Competencies of APS psychologists

Psychologists possess a high level of knowledge and skills when entering the profession after completing six years of university training. This is the minimum level of education now required to become a Member of the APS. The Society has developed a set of competencies that Members must meet to ensure an effective and professional discipline. They apply to practitioners, academics and researchers who consult with students, business and the broader community.

Competencies of APS College Members

APS psychologists seeking entry to a College as a Member should possess a high level of specialist knowledge and skills. These are detailed in a set of competencies developed by the Society. APS Colleges represent the specialist areas that psychologists practise in, such as sport psychology.

Advances in the discipline and specialised professional area should also be continually updated through professional development activities, which are necessary to maintain membership of the College.

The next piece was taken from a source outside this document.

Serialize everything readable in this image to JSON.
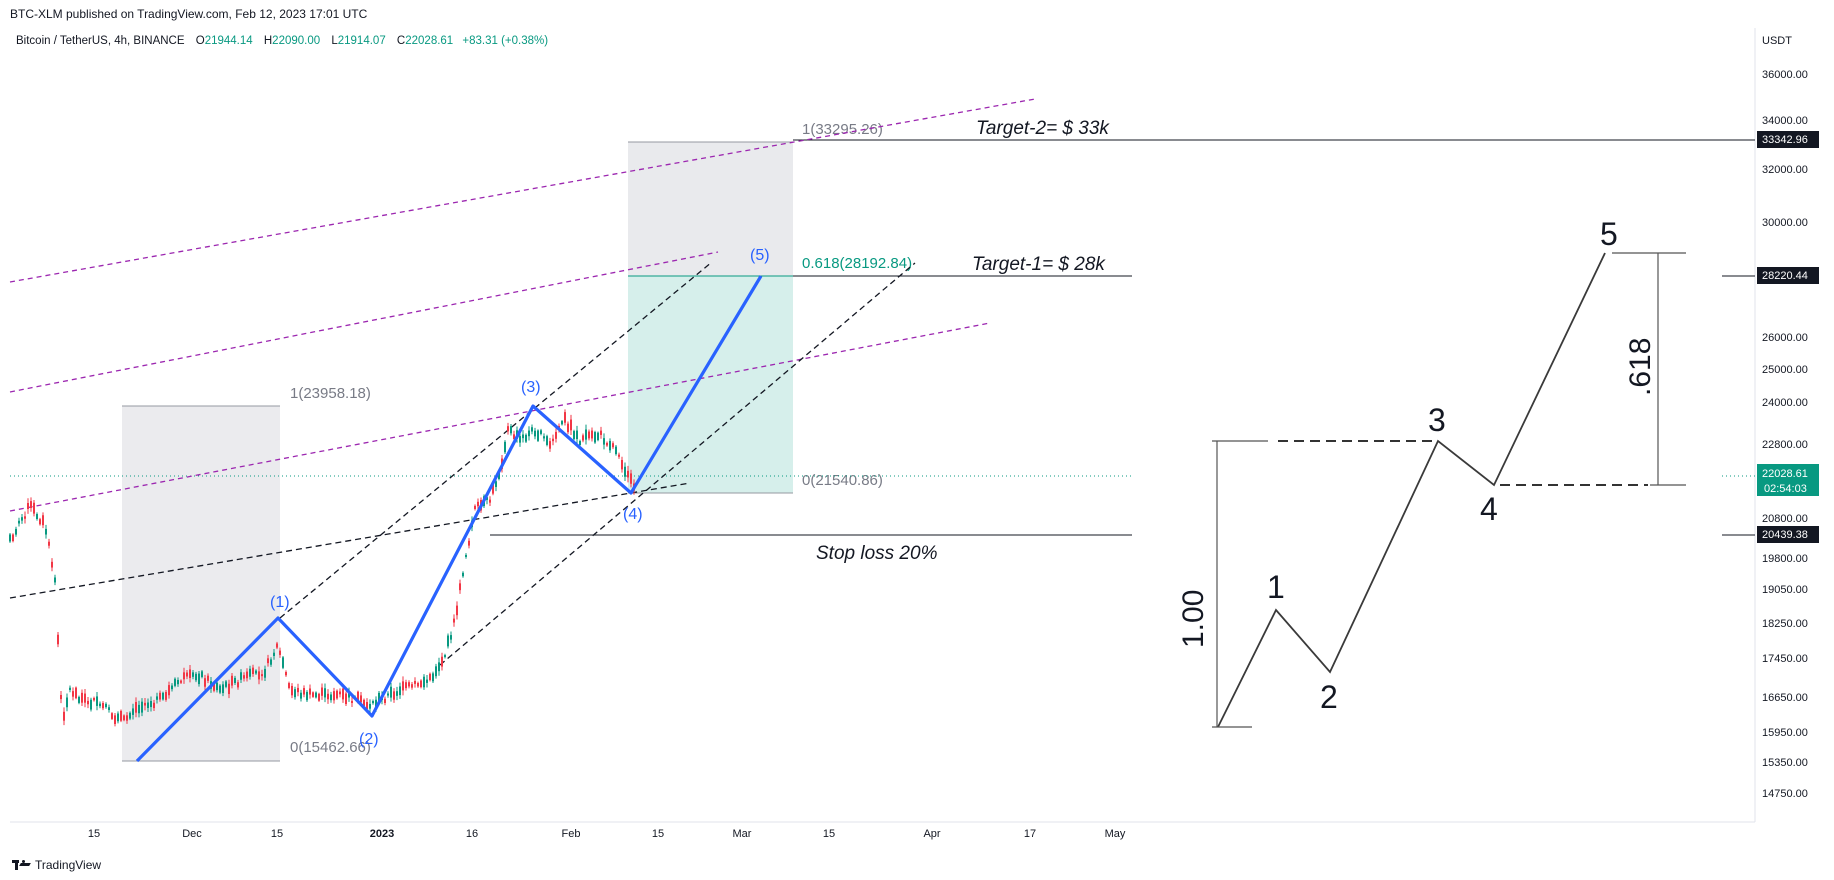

Recognising an APS psychologist

APS psychologists are recognised by the post-nominals after their names:

  • HonFAPS (Honorary Fellow of the Australian Psychological Society)
  • FAPS (Fellowof the Australian Psychological Society)
  • MAPS (Member of the Australian Psychological Society)
  • Assoc MAPS (Associate Member of the Australian Psychological Society)

Examples:

  • John Smith, MAPS, Psychologist
  • Mary Citizen, PhD, FAPS, Organisational Psychologist

Many APS psychologists also display the ‘APS Psychologist’ and ‘Good Thinking' logos when promoting their practice.